DELAYS by the government to finalise the proposed privatisation of telecommunications company, NetOne, has stalled plans to court a strategic partner, three years after the proposal was first made.
REPORT BY VICTORIA MTOMBA BUSINESS REPORTER
State Enterprise Restructuring Agency executive director Edgar Nyoni yesterday said NetOne was still scouting for a strategic partner, but Cabinet was yet to give a nod.
“The issue is going to be discussed by the inter-ministerial committee on commercialisation and privatisation of parastatals before it goes for consideration by Cabinet. The strategy for the shareholding that would be disposed off is not yet there,” Nyoni said.
He said the committee would come up with proposals on the envisaged shareholding structure.
NetOne’s managing director Reward Kangai said it was clear that a partner should be secured for the company.

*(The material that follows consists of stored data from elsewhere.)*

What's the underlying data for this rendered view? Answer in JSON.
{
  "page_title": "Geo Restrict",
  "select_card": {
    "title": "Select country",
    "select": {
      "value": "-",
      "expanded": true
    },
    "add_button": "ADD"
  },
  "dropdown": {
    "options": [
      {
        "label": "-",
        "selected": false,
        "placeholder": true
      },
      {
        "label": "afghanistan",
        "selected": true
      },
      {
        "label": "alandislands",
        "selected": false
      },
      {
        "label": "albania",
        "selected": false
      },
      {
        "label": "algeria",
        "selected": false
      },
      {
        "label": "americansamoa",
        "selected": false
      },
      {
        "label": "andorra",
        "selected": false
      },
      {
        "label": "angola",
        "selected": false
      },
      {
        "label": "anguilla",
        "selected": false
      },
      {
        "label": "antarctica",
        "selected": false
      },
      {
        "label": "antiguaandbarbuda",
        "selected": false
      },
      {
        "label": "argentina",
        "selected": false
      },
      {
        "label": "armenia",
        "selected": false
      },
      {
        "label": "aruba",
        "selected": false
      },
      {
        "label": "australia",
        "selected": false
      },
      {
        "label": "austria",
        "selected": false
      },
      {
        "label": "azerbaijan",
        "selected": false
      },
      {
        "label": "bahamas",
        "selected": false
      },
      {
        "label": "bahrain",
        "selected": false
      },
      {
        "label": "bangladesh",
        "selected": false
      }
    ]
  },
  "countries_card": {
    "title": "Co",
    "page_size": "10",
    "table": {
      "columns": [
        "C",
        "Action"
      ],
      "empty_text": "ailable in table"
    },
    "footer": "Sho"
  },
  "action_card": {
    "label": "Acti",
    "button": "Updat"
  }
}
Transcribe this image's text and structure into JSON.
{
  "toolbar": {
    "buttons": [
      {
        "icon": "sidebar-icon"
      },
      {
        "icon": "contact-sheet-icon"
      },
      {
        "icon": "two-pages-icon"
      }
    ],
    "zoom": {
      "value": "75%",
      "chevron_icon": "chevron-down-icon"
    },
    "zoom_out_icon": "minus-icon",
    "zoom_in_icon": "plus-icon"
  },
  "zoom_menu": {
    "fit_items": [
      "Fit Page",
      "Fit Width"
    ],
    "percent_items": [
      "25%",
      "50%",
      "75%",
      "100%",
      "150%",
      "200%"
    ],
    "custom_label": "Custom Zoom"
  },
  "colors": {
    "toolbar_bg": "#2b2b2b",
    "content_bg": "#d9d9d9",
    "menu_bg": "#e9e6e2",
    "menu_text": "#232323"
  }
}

“It’s still under consideration; I can’t disclose the partners. It’s all subject to the process. It’s a question of processes being pursued and that there is full transparency and maximum benefit to shareholders,” Kangai said.
Last year, Transport and Communications minister Nicholas Goche told local media that a possible strategic partnership with South Africa-based MTN was under discussion, among with other partners.
NetOne intends to construct its $10 million head office along Arcturus Road near Support Police Unit residential camp.
The company said the head office would house telecommunication equipment, associated masts, sports facility and for staff other approved club members, and a water supply system comprising on site boreholes.
Kangai said the project was yet to receive a budget approval from the government.
“We have not started building at our head office, it’s still subject to the approval of our budget by government,” he said.